El objetivo del estudio fue evaluar cómo mejorar el conocimiento y la actitud de los estudiantes de Farmacia hacia la diabetes, mediante la implementación de un programa de educación de una semana. Diseño: El estudio se realizó entre el 25 y el 29 de abril de 2011, entre estudiantes de 3er año de la carrera de Farmacia, conformados en dos grupos: uno experimental y otro de control. Se llevaron a cabo conferencias y presentaciones visuales en educación y práctica de la diabetes durante cinco días. Tres estudios se realizaron en dos grupos: el grupo control y experimental no intervenido y el de estudio experimental intervenido. Un cuestionario se utilizó como herramienta de estudio con 46 preguntas en diez categorías. Resultados: Las puntuaciones en el conocimiento sobre todo aspecto de la diabetes se incrementó después de la intervención educativa, lo que fue significativo (P <0,05) diferente de la de grupo de control. Conclusión: El marcado aumento en el conocimiento sobre la diabetes entre los estudiantes de farmacia ilustra la importancia de la intervención educativa.
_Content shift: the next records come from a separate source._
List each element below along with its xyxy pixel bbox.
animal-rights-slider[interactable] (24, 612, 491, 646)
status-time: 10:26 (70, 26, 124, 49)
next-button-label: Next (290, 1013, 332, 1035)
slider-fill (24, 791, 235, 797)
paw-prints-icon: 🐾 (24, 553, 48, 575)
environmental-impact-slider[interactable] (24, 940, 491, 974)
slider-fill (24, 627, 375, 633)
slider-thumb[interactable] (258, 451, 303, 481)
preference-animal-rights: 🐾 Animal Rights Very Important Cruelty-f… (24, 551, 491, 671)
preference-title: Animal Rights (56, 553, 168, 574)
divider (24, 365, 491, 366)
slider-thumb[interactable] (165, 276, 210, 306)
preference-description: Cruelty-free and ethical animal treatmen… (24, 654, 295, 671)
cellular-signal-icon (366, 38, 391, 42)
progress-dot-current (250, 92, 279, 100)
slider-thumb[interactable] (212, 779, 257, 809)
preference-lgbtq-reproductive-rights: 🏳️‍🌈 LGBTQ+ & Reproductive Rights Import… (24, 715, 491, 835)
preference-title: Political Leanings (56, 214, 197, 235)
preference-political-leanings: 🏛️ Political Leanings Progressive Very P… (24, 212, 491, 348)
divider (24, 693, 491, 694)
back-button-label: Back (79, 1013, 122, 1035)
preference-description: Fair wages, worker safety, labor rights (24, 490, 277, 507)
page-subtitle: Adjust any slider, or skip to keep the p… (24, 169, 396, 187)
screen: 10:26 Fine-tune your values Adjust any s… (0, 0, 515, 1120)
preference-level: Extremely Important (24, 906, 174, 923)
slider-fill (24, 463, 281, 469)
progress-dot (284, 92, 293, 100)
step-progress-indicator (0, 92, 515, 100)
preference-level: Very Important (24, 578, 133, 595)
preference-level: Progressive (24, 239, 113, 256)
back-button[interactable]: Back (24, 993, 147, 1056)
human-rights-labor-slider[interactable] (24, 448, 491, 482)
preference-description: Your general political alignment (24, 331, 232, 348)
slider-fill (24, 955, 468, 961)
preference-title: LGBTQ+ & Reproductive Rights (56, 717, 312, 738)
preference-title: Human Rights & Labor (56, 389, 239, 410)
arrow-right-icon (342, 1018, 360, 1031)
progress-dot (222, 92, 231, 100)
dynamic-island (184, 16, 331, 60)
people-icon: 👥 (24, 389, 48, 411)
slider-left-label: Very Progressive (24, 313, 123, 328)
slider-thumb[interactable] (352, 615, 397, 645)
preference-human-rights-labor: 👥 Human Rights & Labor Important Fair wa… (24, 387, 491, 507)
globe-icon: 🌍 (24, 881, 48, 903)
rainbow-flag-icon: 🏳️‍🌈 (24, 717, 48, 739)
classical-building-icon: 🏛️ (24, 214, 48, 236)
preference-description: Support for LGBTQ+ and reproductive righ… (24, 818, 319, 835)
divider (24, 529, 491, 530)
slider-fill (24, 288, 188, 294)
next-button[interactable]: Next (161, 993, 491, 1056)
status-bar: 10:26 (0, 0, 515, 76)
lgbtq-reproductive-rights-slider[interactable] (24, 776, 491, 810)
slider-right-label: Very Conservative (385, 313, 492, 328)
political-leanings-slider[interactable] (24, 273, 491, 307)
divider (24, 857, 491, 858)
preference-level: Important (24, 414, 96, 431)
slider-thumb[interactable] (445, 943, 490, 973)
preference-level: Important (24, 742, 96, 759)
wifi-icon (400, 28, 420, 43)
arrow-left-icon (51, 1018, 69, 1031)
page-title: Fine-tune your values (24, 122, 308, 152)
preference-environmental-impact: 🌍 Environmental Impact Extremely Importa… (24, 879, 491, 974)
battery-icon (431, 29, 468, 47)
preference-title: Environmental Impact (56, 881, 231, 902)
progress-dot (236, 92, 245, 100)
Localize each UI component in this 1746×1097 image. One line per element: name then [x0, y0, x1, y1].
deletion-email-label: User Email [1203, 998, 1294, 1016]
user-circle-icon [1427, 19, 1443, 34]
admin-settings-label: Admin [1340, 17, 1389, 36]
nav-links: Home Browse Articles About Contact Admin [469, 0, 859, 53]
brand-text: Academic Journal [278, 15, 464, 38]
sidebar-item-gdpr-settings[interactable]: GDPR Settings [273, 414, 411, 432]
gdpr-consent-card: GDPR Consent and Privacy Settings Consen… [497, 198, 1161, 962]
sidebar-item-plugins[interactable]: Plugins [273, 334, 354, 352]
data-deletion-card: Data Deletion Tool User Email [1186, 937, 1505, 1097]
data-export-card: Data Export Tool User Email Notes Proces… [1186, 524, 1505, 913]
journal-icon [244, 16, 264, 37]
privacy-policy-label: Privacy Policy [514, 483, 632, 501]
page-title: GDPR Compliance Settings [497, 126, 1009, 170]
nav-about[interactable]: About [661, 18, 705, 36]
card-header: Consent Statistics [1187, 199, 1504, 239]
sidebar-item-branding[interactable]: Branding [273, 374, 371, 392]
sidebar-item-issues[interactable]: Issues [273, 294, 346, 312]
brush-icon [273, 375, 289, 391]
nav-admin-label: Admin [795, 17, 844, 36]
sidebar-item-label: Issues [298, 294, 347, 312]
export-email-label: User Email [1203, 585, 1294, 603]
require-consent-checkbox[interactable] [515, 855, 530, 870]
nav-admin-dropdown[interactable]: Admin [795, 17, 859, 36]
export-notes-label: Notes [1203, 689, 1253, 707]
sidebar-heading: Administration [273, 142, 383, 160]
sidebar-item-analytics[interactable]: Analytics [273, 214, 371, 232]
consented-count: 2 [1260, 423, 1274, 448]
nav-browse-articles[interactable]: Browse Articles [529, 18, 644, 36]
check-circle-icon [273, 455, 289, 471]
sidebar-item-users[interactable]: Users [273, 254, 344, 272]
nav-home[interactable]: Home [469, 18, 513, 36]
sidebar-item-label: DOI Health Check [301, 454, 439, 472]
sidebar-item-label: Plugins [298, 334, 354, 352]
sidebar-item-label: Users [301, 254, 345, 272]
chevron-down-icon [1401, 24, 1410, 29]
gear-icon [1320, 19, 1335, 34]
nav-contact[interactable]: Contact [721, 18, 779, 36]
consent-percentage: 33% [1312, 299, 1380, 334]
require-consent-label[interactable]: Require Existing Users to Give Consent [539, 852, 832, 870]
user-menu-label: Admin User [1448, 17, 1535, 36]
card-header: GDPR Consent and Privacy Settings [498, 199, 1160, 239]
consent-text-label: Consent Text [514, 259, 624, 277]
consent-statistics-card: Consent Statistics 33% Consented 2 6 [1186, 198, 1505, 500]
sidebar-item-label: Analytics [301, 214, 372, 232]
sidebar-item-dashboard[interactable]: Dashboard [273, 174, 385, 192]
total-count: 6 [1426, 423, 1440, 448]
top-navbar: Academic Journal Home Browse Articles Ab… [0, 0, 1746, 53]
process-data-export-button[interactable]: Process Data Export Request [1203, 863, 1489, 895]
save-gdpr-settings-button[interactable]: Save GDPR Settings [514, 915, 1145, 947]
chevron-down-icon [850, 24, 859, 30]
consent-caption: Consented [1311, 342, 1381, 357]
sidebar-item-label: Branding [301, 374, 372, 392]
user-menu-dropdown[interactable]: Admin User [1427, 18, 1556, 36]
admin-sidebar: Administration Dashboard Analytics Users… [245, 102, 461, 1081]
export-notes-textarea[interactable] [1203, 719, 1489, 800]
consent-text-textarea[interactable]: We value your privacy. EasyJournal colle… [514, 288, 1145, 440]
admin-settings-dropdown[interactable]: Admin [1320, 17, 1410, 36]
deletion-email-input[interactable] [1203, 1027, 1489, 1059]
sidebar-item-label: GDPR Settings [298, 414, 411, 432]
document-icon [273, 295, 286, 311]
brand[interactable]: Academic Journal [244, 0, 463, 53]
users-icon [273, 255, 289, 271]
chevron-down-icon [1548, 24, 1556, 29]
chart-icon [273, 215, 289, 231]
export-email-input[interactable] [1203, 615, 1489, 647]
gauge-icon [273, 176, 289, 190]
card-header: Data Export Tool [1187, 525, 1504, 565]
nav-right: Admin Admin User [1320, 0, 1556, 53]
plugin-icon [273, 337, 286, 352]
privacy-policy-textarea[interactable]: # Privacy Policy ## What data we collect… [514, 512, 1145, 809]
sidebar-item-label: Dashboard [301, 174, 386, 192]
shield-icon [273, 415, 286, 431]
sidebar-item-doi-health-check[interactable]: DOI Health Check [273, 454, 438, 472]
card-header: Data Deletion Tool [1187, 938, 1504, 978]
Los programas educativos pueden aumentar notablemente la capacidad educativa, la eficiencia y la confianza tanto en los estudiantes de farmacia, así como en los profesionales.

O objetivo do estudo foi avaliar como melhorar o conhecimento e a atitude dos estudantes de Farmácia para o diabetes, mediante a implementação de um programa de educação de uma semana. Projeto: O estudo se realizou entre 25 e 29 de abril de 2011, entre estudantes de 3º ano do curso de Farmácia, conformados em dois grupos: um experimental e outro de controle. Foram levadas a cabo conferências e apresentações visuais em educação e prática do diabetes durante cinco dias. Três estudos foram realizados em dois grupos: o grupo controle e experimental sem intervenção e o grupo de estudo experimental com intervenção. Um questionário foi utilizado como ferramenta de estudo com 46 perguntas em dez categorias. Resultados: As pontuações no conhecimento sobre todo aspecto do diabetes foi incrementado depois da intervenção educativa, o que foi significativamente (P <0,05) diferente das do grupo de controle. Conclusão: O marcado aumento no conhecimento sobre o diabetes entre os estudantes de farmácia ilustra a importância da intervenção educativa. Os programas educativos podem aumentar notavelmente a capacidade educativa, a eficiência e a confiança tanto nos estudantes de farmácia, bem como nos profissionais.